A Fermanagh born producer’s defining three-part documentary investigation into child sexual abuse within the Catholic Church in Australia has shone a spotlight on a very dark part of life on the other side of the world.

Nial Fulton, who left Enniskillen 16 years ago, wanted to do something “that has never been done before” when he secured face to face interviews with two of Australia's most notorious serial paedophiles for his ABC television series ‘Revelation’.

The in-depth interviews were carried out by journalist Sarah Ferguson with an ordained priest and a religious brother convicted of historical child sexual abuse, and Nial also had unprecedented access to film their trials as they unfolded in court.

Throughout the long-running scandal of clerical abuse in Australia there was one voice that had not been heard - the perpetrators. The former Portora Royal School student was determined to secure interviews with them, not to simply give those who committed such crimes a platform, but to question and challenge them, examine how the church enabled them and explore the issue to help stop it from happening again.

“We wanted to do something that no one had ever done before. We wanted to convince a convicted paedophile to go on camera, mindful there is always a real risk of giving people like this a platform on camera. But it hadn’t been done before.

“We still felt there was something to be said about speaking to these men and there is a justification for doing this because if we don’t understand why they did they did we run the risk of it happening again,” Nial told The Impartial Reporter.

One of the interviews was conducted behind bars in a maximum-security prison where Bernard McGrath, a former brother from the Order of St John of God and headmaster in residential schools in Australia and New Zealand, is serving 39 years for crimes against children.

“He was in custody so we had to negotiate with him in court to get consent to film his trial, then we went into a prison to interview him. He revealed the names of the men who concealed his abuse so we were then able to open up the concealing of the world’s worst child abusers,” explained Nial.

Vincent Ryan, a priest of the Maitland-Newcastle diocese on the eve of his trial. Ryan had already spent 14 years in prison and was facing new charges from men who had been altar boys in his church in the 1970s and 1980s.

“We asked him if he would be interested in being interviewed and he said yes. These are the voices through the preparators themselves and what control the Catholic Church had on society,” he said.

Before our interview, Nial had received an e-mail from a woman who e-mailed him to say she had watched his television series and decided to disclose she had been abused by a priest when she was 16.

“We interviewed these men with the consent of many of their victims and for a lot of victims this was their only opportunity to have their story told publicly.

“For so many victims the only recognition they got was during the trial. This was an opportunity for them to tell their stories on a national platform.”
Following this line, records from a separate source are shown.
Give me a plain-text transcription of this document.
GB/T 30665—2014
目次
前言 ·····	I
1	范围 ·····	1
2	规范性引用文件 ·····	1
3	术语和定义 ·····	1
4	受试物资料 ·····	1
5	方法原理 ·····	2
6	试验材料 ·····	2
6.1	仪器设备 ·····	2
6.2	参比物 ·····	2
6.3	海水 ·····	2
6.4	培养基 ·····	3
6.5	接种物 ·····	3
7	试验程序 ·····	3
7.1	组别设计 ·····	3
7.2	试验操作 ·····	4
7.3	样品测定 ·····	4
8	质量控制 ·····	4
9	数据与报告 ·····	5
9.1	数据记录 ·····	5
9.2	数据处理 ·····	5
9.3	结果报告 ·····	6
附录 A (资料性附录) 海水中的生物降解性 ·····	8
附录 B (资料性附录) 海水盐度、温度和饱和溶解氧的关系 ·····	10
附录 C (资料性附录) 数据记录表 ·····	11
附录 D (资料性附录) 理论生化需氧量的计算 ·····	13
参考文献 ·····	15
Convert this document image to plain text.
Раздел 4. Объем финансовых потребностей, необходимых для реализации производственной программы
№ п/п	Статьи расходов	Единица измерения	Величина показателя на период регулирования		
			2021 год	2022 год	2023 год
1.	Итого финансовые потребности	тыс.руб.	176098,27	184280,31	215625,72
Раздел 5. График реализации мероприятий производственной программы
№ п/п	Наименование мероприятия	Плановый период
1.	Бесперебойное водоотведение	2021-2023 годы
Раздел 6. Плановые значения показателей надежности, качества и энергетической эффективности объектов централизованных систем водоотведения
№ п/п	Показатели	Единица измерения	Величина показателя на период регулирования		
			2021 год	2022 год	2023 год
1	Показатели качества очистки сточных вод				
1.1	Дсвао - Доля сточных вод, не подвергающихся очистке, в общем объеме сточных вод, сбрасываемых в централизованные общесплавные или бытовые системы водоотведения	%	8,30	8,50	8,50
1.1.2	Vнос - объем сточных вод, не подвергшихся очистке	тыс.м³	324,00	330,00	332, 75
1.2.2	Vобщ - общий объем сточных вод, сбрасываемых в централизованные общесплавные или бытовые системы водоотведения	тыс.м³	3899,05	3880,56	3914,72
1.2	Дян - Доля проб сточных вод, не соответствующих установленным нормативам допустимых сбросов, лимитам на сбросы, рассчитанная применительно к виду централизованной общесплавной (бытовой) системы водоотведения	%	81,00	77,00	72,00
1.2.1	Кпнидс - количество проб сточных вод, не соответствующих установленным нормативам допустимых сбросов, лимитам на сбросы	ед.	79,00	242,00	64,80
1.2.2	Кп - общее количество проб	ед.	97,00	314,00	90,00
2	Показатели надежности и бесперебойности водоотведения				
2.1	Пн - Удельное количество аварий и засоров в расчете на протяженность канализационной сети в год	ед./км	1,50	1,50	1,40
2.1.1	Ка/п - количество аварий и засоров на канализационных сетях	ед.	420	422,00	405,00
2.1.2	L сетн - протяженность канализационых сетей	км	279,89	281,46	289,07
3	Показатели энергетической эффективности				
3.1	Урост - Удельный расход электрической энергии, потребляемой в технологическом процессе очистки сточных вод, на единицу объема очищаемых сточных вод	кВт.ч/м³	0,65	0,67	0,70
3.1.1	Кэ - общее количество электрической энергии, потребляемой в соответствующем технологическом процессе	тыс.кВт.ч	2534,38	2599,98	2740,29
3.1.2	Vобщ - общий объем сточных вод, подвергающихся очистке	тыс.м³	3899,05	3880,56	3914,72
Nial admits he has been “deeply moved” by the survivors accounts, particularly as he is the father of three children, aged 15, 15 and nine.

“Some of these men who had been abused were the same age as my kids are now. I think that really hammers home this and it is very hard not to be affected by the idea of a child being violated in such a horrific way; physically, emotionally, spiritually.

“These abusers don’t look like monsters if you pass them in the street and yet the committed the most henous crimes imaginable. When you are in a room with them you struggle not to let your revulsion knock you off course,” he said.

Australian journalist Joanne McCarthy and the Newcastle Morning Herald’s investigation of the Catholic Church’s response to the sexual abuse of children by clergy in the Hunter region of New South Wales was a decisive factor in the then Prime Minister Julia Gillard’s decision to appoint the royal commission into institutional responses to child sexual abuse.

Five years later and the report found that the hierarchical nature of the church, coupled with its lack of governance, had created "a culture of deferential obedience" in which the protection of paedophile priests was left unchallenged.

He believes a similar inquiry should take place back home in Fermanagh where in the past year there have been a multitude of child sexual abuse allegations made against men and women following a long-running investigation by The Impartial Reporter.

“Joanne is one of the most extraordinary people imaginable and it took something like that scale to shake the Catholic Church. It was all about all institutions and they were all put under the spotlight. People were given the opportunity to tell their stories for the first time, privately and in public.

“I think the Australian model is something that we should look at in Northern Ireland. I think it’s not even whether it helps [in Fermanagh], it’s inevitable that it has to happen. I think it’s important for these institutions to be held to account. In relation to Fermanagh I’d love to think that at some point it leads to a similar inquiry. That cleansing is necessary; the alterative is unthinkable to Allow this this to fester without closure,” he said.